Que de retard, mon dieu que de retard ! Mais que voulez-vous, la vie parisienne a ses contraintes : couchés tard, dix millions de mails à envoyer par jour, un nouveau quartier à explorer, la découverte de la nouvelle salle de sport, une soirée au théâtre ou au ciné et enfin, les éternels apéros chez les uns et chez les autres... Mais tout va bien je vous rassure, enfin presque (oui presque : le parisien est un vrai râleur insatisfait, il faut s'adapter et quand on vous demande si ça va, répondre "bof" va de soi).
Blague à part, ça ne va pas fort. Premièrement, décembre et janvier ont été très froids et nous ont rappelé que Paris est au Nord. Pluie, neige, vent, brouillard, gants et nez qui coulent : le gel hydroalcoolique se vide de jour en jour et le soleil devient une abstraction, le souvenir d'une vie antérieure.
Deuxièmement, de dures réalités se sont rappelées à nous.

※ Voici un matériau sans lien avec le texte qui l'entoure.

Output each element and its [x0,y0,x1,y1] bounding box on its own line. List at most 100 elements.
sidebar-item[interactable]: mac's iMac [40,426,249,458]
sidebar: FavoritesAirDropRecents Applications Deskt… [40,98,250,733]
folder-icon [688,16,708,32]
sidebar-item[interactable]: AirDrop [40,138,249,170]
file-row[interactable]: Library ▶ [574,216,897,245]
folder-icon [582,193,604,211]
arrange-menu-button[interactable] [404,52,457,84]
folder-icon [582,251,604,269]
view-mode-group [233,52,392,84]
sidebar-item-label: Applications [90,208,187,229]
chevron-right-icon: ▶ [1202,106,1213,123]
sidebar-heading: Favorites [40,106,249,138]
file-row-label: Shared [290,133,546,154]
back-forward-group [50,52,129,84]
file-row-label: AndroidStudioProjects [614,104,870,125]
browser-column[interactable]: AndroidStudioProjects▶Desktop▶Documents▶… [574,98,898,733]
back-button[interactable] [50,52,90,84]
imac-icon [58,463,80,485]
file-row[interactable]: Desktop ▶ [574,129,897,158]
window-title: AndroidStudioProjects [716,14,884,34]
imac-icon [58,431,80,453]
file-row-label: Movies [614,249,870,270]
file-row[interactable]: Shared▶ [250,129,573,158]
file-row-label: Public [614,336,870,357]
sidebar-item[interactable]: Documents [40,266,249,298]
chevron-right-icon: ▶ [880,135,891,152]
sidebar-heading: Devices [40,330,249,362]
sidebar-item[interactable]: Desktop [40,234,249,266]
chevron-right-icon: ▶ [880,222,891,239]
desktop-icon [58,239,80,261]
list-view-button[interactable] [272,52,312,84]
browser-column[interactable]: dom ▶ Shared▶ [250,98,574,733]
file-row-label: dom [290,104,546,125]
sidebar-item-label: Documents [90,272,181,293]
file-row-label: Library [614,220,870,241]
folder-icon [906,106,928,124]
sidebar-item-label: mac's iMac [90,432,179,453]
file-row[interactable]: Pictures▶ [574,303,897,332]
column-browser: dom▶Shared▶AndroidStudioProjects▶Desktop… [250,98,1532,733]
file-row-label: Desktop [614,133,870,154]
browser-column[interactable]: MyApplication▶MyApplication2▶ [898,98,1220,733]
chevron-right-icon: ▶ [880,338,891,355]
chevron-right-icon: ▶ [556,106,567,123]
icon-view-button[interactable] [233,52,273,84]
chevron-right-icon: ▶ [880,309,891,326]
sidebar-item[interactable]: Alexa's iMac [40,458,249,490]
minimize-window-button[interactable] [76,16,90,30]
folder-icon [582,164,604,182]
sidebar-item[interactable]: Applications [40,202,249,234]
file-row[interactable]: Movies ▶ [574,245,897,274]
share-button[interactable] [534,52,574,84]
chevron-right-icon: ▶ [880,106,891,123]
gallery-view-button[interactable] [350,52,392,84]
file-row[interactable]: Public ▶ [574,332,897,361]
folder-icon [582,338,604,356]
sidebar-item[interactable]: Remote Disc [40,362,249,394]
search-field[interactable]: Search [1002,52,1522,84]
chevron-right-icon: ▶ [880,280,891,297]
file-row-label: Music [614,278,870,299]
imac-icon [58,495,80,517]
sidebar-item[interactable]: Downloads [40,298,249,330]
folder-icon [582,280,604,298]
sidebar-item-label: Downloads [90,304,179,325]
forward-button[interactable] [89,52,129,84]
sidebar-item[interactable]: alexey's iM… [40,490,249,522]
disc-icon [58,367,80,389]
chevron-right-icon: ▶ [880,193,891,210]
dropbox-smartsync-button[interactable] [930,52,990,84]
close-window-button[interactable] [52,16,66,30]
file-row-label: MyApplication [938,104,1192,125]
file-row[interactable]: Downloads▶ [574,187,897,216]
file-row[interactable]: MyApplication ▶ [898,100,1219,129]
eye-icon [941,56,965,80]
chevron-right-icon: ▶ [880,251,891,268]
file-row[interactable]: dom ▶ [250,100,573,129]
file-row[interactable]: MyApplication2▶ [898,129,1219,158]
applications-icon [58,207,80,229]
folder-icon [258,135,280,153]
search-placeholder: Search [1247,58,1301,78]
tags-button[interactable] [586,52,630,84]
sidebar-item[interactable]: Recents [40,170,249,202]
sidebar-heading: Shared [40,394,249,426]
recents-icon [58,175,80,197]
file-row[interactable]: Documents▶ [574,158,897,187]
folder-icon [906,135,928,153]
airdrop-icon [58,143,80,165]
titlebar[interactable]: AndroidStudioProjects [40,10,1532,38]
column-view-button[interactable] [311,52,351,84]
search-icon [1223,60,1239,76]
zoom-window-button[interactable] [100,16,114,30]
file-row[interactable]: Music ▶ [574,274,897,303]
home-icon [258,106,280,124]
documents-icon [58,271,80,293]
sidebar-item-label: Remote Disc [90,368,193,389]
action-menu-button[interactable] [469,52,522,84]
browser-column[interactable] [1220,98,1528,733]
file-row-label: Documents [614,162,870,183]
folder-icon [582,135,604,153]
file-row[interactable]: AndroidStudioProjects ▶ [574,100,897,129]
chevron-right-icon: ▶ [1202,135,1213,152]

En France, le mérite est une chimère et l'accession au marché du travail se fait en fonction des gens que vous connaissez et non en fonction de vos qualités. C'est un fait et il faut s'y résoudre ou s'exiler. Paris, cette vieille jacobine, concentre tous les défauts et les qualités de notre vieux pays : la règle du "réseau" y est d'autant plus cruelle.
Dernière preuve en date, le Conservatoire National Supérieur d'Art Dramatique (CNSAD) a fermé ses portes à une jeune comédienne sous prétexte qu'elle est trop âgée de quelques semaines et que son dossier "ne présente pas d'intérêt particulier" pour oser seulement prétendre jouer devant le jury qui doit décider si oui ou non elle peut entrer dans la prestigieuse institution. Dix ans de pratique théâtrale, certes dans un théâtre "amateur" mais ayant joué des rôles importants (Nina dans la Mouette de Tchekhov, Mlle Else d'Arthur Schnitzler, Katerina dans l'Orage d'Ostrovski... etc, etc, etc), le tout devant un public (ce qui est loin, très loin d'être le cas de beaucoup de prétendant(e)s), ne suffisent donc pas. A cela s'ajoute une entrée directe en 3ème année du Cours Florent... Rien n'y a fait. Autant dire que le dossier n'a pas été ouvert par la commission de dérogation qui devait statuer sur son cas. Pourquoi ? Parce que ce dernier n'était pas appuyé par une connaissance bien placée. Elle aurait pu faire appel à quelqu'un du milieu mais elle s'était dit que son parcours suffirait à convaincre l'administration du Conservatoire de lui laisser tenter sa chance.
Mais ce n'est pas grave : une institution qui vit en cercle fermé est vouée à l'étouffement ou au crétinisme inhérent à la consanguinité. Il est parfois salutaire d'éviter de se corrompre. C'est un peu notre révolution tunisienne à nous, jeunes français(e)s : refuser le piston, faire valoir ses compétences ou ses années d'études, passer par la petite porte quand la grande se ferme ou que l'ascenseur est en panne, éviter les clans... Preuve en est, le travail d'un jeune journaliste, Paul Larrouturou qui vient de "sniper" le site internet de l'Elysée en dévoilant leur tentative de cacher ou de supprimer les photos où Sarkozy apparaissait trop amical avec Moubarak et Kadhafi. Ses parents ne sont pas journalistes, ni écrivains, ni éditorialistes, ni parisiens. Il arrive tout droit du Pays Basque, étudiant à Bordeaux puis à l'IFP, s'est fait tout seul et vient de jeter son premier pavé sur les vitrines de l'Elysée.
Quelles que soient nos compétences, il serait sain de suivre ce mouvement, faire en sorte que des têtes tombent sur la base de notre seul savoir-faire et arriver, à termes, à ce que cette génération trop bien installée finisse par manger dans la main des méritants.